Imagine I have two bags of square and planar unit square tiles, with Penrose-like "nodules" on their edges s.t. two tiles can only be placed together if their edges are flush (i.e. if the two vertices defining the adjacent edges along the tile's contours are also adjacent). Said another way, tiling the plane with these unit tile constructs should create a series of vertices and edges that can be overlayed on a $Z^2$ integer lattice. Here, we have $k_r$ "red" tiles in the first bag, and $k_b$ "blue" tiles in the second bag.
You and I now play a game:
You create two "red" and "blue" connected components with the $k_r$ red tiles and $k_b$ blue tiles, respectively. You then hand these connected components to me. I am allowed to rotate, translate, or reflect the assemblies as I please, with the objective of maximizing the number of red tiles adjacent to blue tiles on a plane.
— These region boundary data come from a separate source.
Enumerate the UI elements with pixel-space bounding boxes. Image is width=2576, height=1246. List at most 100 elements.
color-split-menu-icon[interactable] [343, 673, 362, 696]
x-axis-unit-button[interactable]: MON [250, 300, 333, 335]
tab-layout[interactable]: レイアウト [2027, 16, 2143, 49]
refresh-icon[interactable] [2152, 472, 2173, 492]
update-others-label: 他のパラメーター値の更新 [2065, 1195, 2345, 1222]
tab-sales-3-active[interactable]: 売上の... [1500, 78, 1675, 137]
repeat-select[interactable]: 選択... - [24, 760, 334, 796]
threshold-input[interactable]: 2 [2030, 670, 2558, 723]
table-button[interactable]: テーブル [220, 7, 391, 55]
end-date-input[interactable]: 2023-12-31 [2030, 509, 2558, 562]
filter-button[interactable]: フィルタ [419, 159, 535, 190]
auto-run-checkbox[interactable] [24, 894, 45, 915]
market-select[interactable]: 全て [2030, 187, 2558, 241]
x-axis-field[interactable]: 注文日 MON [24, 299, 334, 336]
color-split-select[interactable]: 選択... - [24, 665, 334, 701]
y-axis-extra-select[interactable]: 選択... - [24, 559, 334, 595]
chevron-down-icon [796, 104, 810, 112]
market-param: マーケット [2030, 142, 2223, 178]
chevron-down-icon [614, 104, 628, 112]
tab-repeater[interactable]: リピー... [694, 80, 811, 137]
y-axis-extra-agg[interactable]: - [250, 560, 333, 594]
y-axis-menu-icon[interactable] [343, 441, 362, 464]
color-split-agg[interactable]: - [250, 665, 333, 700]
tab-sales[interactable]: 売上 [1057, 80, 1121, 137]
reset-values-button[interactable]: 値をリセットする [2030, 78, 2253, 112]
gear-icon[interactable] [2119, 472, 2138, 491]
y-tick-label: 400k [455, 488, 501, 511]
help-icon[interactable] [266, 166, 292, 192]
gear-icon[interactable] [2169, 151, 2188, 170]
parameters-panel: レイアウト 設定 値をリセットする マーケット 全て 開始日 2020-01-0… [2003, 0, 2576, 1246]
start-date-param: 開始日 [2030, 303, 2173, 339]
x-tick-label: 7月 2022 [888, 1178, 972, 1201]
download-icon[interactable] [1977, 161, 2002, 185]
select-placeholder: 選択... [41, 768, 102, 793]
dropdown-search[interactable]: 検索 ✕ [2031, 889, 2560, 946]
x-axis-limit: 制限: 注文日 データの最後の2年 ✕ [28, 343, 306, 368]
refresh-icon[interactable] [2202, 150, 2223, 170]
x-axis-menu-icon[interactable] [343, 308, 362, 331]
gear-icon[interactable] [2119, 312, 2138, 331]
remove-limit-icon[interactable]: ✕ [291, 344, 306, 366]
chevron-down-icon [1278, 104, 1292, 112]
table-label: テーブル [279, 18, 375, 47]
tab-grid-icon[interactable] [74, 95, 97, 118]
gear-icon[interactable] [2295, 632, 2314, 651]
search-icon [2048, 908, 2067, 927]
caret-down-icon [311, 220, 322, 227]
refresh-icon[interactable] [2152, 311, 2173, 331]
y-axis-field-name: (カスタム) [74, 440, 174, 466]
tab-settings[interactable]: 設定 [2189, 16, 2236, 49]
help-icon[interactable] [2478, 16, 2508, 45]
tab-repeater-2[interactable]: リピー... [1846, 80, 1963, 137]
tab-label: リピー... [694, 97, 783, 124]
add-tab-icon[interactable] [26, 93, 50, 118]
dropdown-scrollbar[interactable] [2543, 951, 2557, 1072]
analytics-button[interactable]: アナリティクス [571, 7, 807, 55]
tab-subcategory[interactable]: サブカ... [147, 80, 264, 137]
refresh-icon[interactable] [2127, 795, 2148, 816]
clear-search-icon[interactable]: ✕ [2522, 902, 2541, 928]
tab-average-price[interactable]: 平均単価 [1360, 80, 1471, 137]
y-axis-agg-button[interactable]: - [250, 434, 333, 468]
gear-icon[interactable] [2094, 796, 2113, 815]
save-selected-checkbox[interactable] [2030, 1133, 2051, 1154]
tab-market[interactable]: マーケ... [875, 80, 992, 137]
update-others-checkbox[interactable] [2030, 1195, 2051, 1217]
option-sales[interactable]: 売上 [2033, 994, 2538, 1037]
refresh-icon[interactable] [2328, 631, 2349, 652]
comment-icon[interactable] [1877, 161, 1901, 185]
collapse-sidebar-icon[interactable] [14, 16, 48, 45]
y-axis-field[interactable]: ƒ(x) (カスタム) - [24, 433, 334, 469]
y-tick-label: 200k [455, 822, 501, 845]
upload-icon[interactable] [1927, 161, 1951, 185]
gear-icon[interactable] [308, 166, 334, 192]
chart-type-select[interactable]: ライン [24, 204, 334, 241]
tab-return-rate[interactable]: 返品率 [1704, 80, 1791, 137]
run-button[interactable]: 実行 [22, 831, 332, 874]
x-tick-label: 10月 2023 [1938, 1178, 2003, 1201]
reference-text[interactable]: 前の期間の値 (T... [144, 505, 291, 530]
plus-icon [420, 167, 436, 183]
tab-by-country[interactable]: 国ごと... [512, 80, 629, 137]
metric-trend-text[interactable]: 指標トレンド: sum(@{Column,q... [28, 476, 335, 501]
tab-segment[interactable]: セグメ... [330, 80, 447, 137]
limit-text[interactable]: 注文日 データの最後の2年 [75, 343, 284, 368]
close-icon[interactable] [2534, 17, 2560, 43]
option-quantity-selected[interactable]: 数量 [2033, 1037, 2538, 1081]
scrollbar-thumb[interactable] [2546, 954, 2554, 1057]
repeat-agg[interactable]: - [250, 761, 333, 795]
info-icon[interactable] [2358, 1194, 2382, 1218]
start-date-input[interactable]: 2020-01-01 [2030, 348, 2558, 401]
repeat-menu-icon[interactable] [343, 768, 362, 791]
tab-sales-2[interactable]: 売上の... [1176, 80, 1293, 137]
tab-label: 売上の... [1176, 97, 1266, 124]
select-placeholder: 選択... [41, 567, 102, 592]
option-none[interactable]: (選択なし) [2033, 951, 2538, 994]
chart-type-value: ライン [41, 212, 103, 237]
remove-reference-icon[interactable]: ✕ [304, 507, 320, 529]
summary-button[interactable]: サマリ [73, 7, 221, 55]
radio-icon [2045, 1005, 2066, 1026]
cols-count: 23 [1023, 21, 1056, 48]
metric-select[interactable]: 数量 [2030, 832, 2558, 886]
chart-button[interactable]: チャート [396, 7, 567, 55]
However, importantly, I may not ever overlap any red or blue tiles. Your objective is to frustrate me to the greatest extent possible - to minimize the total number of edges shared between red and blue tiles.
How well can you possible do as a function of $k_r$ and $k_b$? When is it possible to insure that only one or two red/blue edges are possible? What is your optimal strategy? Perhaps to pack a sphere or other strictly convex object?
Additional Note: It's not at all clear to me what conditions guarantee only being able to ever have a single red/blue edge between two manipulable, but non-overlapping, red and blue connected components (besides the trivial case where $k_r$ and $k_b$ equal one). I'd be very interested to know what conditions insure or prevent this?